Conifer.” HowStuffWorks. HowStuffWorks, Inc. 2012.10 Dec. 2012 . Web. This site provided information about trees and shrubs in the conifer family. It also supplied a detailed illustration of a typical pinecone. This illustration shows how pine seeds are stored within pinecones.

Coniferous Forest.” Earth Observatory. Paul Przyborski, webmaster. Warren Wiscombe, NASA official. NASA Goddard Space Flight Center. 11 Dec. 2012 . Web. This page gave information regarding the weather and vegetation of the northern boreal forest in Beaverlodge, Alberta, Canada.

Dahlstrom, Kendra. “How Do Squirrels Mate?” eHow. Demand Media, Inc. 2012. 10 Dec. 2012 . Web. This site provided information about the mating call, the “chase” leading up to intercourse, the method of intercourse, kitten care, and the mating seasons of squirrels.

Lawless, Laura K. “French Terms of Endearment – Termes d’affection.” About.com. 2012. 11 Dec. 2012 . Web. This site provided a list of French terms of endearment as well as appropriate modifiers and information about usage.

Mano, Carlos. “The Differences in Male and Female Squirrels.” eHow. Demand Media, Inc. 2012. 10 Dec. 2012 . Web. This page supplied information regarding squirrel genitalia, the roles of each sex in kitten rearing, and the different mating habits of each sex.

Ratatoskr.” Wikipedia: The Free Encycopedia. Wikimedia Foundation, Inc. 17 June 2012. Web. 11 Dec. 2012 . Web. This page gave information about the mythical Norse figure Ratatoskr. It includes etymology, attestations, and theories.

The Squirrel Hunter’s Page. 10 Dec. 2012 . Web. The page supplied information about general squirrel biology, including aspects of the animal’s teeth, eyes, ears, tail, fur, diet, and sense of smell. Details regarding hoarding habits, nests and territory, and reproduction are also provided.

The Squirrel Place. 2012. 10 Dec. 2012 . Web. This site provided information regarding the physical characteristics of red squirrels and their feeding habits. A large assortment of “interesting squirrel facts” follows this information. These facts include information about grooming, mating, brain size, etc.

Artist’s Statement

Science fiction, for me, involves a limitless realm of possibility. This idea may have been more relevant to the genre before the onslaught of scientific innovation; it may have had more to do with myth or fantasy. But as we have seen in the world of Ian Watson’s “The World Science Fiction Convention of 2080,” science surfaces as a hindrance to imagination. Avenues of possibility lessen within the confines of scientific theory. SF writers must work within the limits of accumulated discovery. That is, unless they choose to draw inspiration from myth and straddle the divide between science fiction and fantasy.

It may have been a monumental task, but such was my intention with “Born of Myth.” For me, the personification of animals presented the perfect opportunity to do so. The idea of imagining animals with the characteristics of humans seems to have roots in fantasy. Yet, the closer I got to building their realistic world and adhering to the biology and ecology of squirrels, the closer I got to science fiction.

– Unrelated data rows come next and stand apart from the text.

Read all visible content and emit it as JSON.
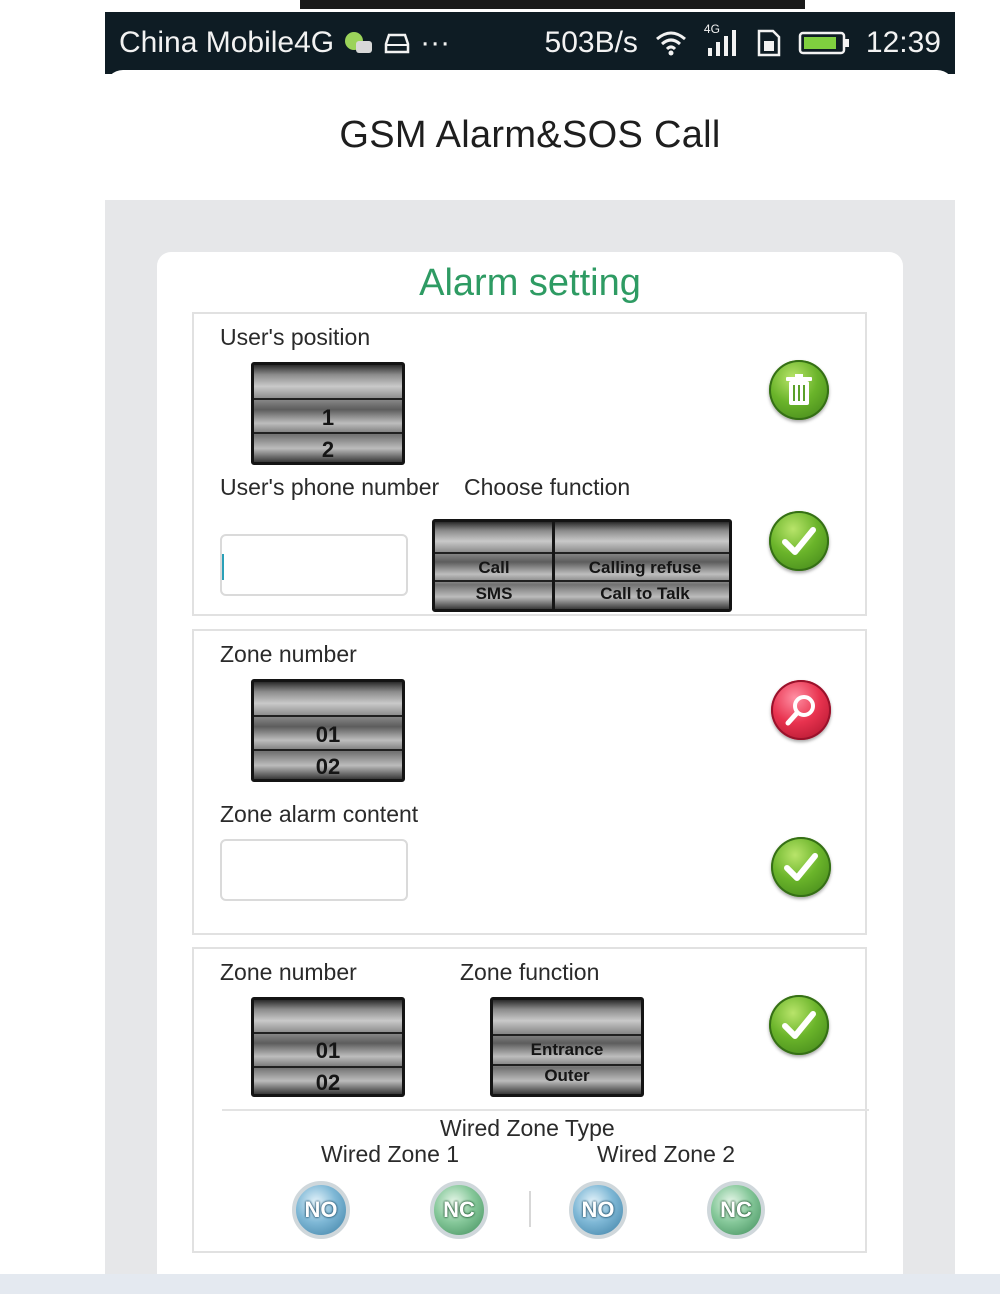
{
  "status_bar": {
    "carrier": "China Mobile4G",
    "more": "···",
    "speed": "503B/s",
    "network_type": "4G",
    "time": "12:39"
  },
  "app": {
    "title": "GSM Alarm&SOS Call"
  },
  "alarm_setting": {
    "title": "Alarm setting",
    "user_section": {
      "position_label": "User's position",
      "position_values": [
        "1",
        "2"
      ],
      "phone_label": "User's phone number",
      "phone_value": "",
      "function_label": "Choose function",
      "function_left": [
        "Call",
        "SMS"
      ],
      "function_right": [
        "Calling refuse",
        "Call to Talk"
      ]
    },
    "zone_section": {
      "zone_label": "Zone number",
      "zone_values": [
        "01",
        "02"
      ],
      "content_label": "Zone alarm content",
      "content_value": ""
    },
    "zone_function_section": {
      "zone_label": "Zone number",
      "zone_values": [
        "01",
        "02"
      ],
      "function_label": "Zone function",
      "function_values": [
        "Entrance",
        "Outer"
      ],
      "wired_type_label": "Wired Zone Type",
      "wired_zone_1": "Wired Zone 1",
      "wired_zone_2": "Wired Zone 2",
      "no_label": "NO",
      "nc_label": "NC"
    }
  },
  "colors": {
    "status_bar": "#0e1c24",
    "accent_green": "#2e9b63",
    "button_green": "#6ab42a",
    "button_red": "#e8334f",
    "background": "#e6e7e9"
  },
  "icons": {
    "delete": "trash-icon",
    "confirm": "checkmark-icon",
    "search": "magnifier-icon"
  }
}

Ultimately, I believe I reached the heart of sci-fi with the character of Ratatoskr. His ties to mythology, as well as his semi-divine aura, seem to signify a point of origin for both fantasy and SF in the story. The relationship among the three also mirrors that of the history of the genre. This interplay has come to inform my understanding of science fiction. I wanted to include this in my story in addition to the kinds of feelings the genre has the power to elicit in its devotees. Vera feels a strong sense of wonder in Ratatoskr. He piques her curiosity in the same way a great piece of SF piques mine.

The aliens (or not?) and the apocalypse were both sparsely developed and therefore reflected the importance to which I hold such concepts in SF. They were very useful devices, however, to develop the story’s prominent themes of life, death, and rebirth.